Tuesday, March 29, 2005

Hormones!

Ahhh these crazy hormones of mine! I've only cried twice this morning so far. But then I've also been dancing around the house with the music blasting. I have the house to myself! At least for part of the day. Sophie's at school and Holden's sleeping.
How can you feel so helpless and overwhelmed one minute and then happy and confident 5 minutes later?!? I have to blame it on the hormones!!
Yesterday my mom left to go home and so it was my first real taste of what life is going to be like for me with two children. Sophie was pretty darn frustrating. I know she really just wanted my attention. She was getting into EVERYTHING and doing all kinds of things to make me mad.
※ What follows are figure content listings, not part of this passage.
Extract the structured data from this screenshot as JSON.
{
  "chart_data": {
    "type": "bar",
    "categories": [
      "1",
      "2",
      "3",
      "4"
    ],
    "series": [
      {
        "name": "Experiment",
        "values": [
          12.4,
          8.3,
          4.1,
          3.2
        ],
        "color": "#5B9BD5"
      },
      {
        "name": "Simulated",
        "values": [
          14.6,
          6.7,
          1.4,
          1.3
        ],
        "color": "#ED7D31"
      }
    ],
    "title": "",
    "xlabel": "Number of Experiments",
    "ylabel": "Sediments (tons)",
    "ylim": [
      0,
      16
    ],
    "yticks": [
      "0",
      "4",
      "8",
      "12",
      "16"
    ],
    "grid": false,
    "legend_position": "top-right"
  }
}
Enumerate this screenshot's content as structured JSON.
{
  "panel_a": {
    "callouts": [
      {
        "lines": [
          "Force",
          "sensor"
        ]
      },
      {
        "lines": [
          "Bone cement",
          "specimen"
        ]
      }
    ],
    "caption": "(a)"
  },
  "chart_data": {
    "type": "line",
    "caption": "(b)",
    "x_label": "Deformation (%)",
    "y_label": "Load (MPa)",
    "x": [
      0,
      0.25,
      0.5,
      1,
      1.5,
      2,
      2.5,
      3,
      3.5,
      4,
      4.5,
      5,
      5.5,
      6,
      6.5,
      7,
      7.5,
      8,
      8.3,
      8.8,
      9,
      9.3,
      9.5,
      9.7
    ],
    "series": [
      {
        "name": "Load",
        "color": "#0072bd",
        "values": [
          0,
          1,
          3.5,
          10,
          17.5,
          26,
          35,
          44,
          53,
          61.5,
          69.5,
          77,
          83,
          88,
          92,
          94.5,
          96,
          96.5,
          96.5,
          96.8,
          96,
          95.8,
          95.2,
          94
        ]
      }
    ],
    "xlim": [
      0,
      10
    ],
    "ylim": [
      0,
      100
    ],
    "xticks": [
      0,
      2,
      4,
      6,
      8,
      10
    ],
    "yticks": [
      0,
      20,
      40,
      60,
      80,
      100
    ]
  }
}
Everytime I had to change or feed Holden, Sophie was into something she wasn't supposed to, biting me, or pulling something down. I was in tears by the time Dw came home and we sat down for dinner. I know I must sound like a big wuss, but again I'm blaming the crazy raging hormones! I know it's them because while I was crying at dinner I'd look at Dwayne and bust out laughing. Laughing and crying at the same time!!! Has to be the hormones.

1 comment:

Anonymous said...

Hi Jackie,,,, I too went through the crying feeling lonely even when I was not alone. No one could make me happy for too long ..yes it is hormones. Sophie and Holden do not have any control over those nasty hormones are doing to their mommy . Maybe staying rational, firm and as clam as possible when those little hands get into forbidden places will be important. Sophie is probably just trying to make sense of all the changes that have and are taking place. You are a great mom !!! I have seen you in action!!! Love you.